Venture Capital

Venture Capital is a type of private equity and describes money provided by investors to startup firms as well as small, early-stage and/or emerging businesses with perceived long-term growth potential.

Company’s Perspective

Every year, there are nearly 2 million businesses created in the USA, and 600-800 get venture capital funding.

Venture capital is attractive for new companies with limited operating history, that are too small to raise capital in the public markets and have not reached the point where they are able to secure a bank loan or complete a debt offering.

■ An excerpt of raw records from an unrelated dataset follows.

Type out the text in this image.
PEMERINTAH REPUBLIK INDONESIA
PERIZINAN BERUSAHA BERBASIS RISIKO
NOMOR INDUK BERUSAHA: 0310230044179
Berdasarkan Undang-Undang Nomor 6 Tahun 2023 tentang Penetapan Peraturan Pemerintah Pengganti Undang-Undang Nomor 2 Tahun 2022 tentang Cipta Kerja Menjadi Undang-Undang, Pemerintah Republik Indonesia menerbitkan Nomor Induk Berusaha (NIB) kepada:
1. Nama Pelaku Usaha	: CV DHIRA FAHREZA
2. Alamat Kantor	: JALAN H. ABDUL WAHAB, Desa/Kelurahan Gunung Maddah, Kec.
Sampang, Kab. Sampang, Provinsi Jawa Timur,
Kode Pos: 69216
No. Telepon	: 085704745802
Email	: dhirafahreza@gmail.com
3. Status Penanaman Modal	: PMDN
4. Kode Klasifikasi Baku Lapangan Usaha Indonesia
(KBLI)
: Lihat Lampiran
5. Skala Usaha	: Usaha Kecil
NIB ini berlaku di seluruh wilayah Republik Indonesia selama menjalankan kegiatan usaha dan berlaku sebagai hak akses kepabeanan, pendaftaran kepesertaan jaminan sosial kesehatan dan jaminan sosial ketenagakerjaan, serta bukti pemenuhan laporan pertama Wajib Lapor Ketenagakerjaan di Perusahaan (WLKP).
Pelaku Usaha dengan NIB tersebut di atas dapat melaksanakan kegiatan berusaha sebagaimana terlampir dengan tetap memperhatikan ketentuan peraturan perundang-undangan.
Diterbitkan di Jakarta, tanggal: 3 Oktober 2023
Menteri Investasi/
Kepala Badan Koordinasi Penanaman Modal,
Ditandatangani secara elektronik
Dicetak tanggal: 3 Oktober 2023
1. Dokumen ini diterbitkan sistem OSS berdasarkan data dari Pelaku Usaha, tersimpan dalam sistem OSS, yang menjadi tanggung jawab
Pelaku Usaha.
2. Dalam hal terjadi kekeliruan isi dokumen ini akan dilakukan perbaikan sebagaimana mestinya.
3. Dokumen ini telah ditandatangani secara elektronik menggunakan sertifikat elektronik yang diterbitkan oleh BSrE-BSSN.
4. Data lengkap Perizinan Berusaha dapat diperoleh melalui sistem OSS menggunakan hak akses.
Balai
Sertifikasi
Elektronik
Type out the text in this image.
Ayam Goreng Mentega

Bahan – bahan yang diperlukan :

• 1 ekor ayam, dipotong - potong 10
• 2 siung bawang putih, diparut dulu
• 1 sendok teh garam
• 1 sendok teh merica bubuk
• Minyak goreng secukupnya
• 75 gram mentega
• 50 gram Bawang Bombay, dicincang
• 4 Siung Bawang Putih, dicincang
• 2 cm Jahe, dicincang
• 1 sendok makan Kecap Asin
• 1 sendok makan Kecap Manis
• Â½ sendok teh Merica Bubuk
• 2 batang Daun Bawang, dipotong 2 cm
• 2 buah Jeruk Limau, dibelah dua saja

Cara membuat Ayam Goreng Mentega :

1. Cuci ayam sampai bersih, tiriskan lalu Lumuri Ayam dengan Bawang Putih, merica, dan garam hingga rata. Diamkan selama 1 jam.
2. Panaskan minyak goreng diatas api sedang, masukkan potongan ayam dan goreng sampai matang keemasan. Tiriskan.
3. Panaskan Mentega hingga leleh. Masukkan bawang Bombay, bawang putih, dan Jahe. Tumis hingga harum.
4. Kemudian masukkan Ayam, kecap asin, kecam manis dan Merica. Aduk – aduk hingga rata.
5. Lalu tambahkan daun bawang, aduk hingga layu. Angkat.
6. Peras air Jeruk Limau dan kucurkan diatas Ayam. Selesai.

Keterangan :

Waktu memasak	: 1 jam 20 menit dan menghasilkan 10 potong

Venture capitalists typically assist at four stages in the company’s development:

  1. Idea generation

  2. Start-up

  3. Ramp up

  4. Exit

It is a way in which an institution can be constructed that systematically creates networks for the new firms and industries, so that they can progress. This institution helps identify and combine pieces of companies, such as finance, technical expertise, marketing know-how, and business models. Once integrated, these enterprises succeed by becoming nodes in the search networks for designing and building products in their domain.

 
Investor's perspective

Most venture capital comes from a group of wealthy investors, investment banks and other financial institutions that pool such investments or partnerships. In exchange for the investment, the venture capitalists usually get significant control over company decisions and a portion of the equity.

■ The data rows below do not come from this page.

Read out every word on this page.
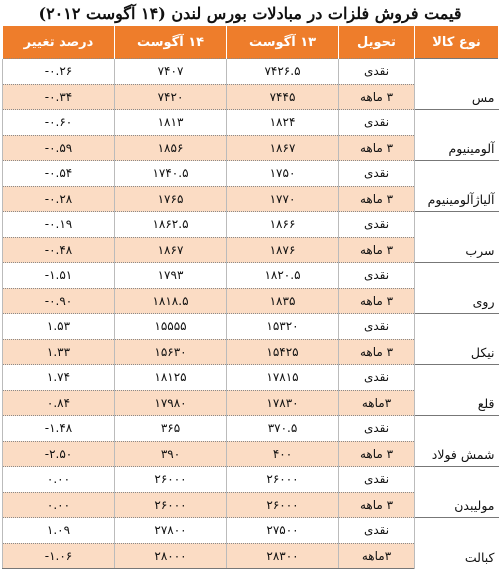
قیمت فروش فلزات در مبادلات بورس لندن (۱۴ آگوست ۲۰۱۲)
نوع کالا	تحویل	۱۳ آگوست	۱۴ آگوست	درصد تغییر
مس	نقدی	۷۴۲۶.۵	۷۴۰۷	-۰.۲۶
	۳ ماهه	۷۴۴۵	۷۴۲۰	-۰.۳۴
آلومینیوم	نقدی	۱۸۲۴	۱۸۱۳	-۰.۶۰
	۳ ماهه	۱۸۶۷	۱۸۵۶	-۰.۵۹
آلیاژآلومینیوم	نقدی	۱۷۵۰	۱۷۴۰.۵	-۰.۵۴
	۳ ماهه	۱۷۷۰	۱۷۶۵	-۰.۲۸
سرب	نقدی	۱۸۶۶	۱۸۶۲.۵	-۰.۱۹
	۳ ماهه	۱۸۷۶	۱۸۶۷	-۰.۴۸
روی	نقدی	۱۸۲۰.۵	۱۷۹۳	-۱.۵۱
	۳ ماهه	۱۸۳۵	۱۸۱۸.۵	-۰.۹۰
نیکل	نقدی	۱۵۳۲۰	۱۵۵۵۵	۱.۵۳
	۳ ماهه	۱۵۴۲۵	۱۵۶۳۰	۱.۳۳
قلع	نقدی	۱۷۸۱۵	۱۸۱۲۵	۱.۷۴
	۳ماهه	۱۷۸۳۰	۱۷۹۸۰	۰.۸۴
شمش فولاد	نقدی	۳۷۰.۵	۳۶۵	-۱.۴۸
	۳ ماهه	۴۰۰	۳۹۰	-۲.۵۰
مولیبدن	نقدی	۲۶۰۰۰	۲۶۰۰۰	۰.۰۰
	۳ ماهه	۲۶۰۰۰	۲۶۰۰۰	۰.۰۰
کبالت	نقدی	۲۷۵۰۰	۲۷۸۰۰	۱.۰۹
	۳ماهه	۲۸۳۰۰	۲۸۰۰۰	-۱.۰۶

Investors are primarily interested in companies that have a novel technology or business model in high technology industries, such as biotechnology and IT. Funds focus on ventures with exceptionally high growth potential, as only such opportunities are likely capable of providing financial returns and a successful exit within the required time frame (typically 3-7 years) that venture capitalists expect. Venture Capital is a very important source of funding for startups that do not have access to capital markets. It typically entails high risk for the investor, but it has the potential for above-average returns.

The return of the venture capitalist as a shareholder depends on the growth and profitability of the business. This return is generally earned when the venture capitalist “exits” by selling its shareholdings.

 
The Venture capital Investment Model

There are typically six stages of venture round financing offered in Venture Capital, that roughly correspond to these stages of a company’s development:

  1. Seed funding: prove a new idea

  2. Start-up: firms that need funding for expenses for marketing and product development

  3. Growth: early sales and manufacturing funds (typically VCs come in here)

  4. Second-Round: early stage companies: selling products, but not yet turning a profit

  5. Expansion: for a newly profitable company

  6. Exit of VC: through secondary sale or an IPO or an acquisition

Bridge Financing: startup seeks funding in between full VC rounds.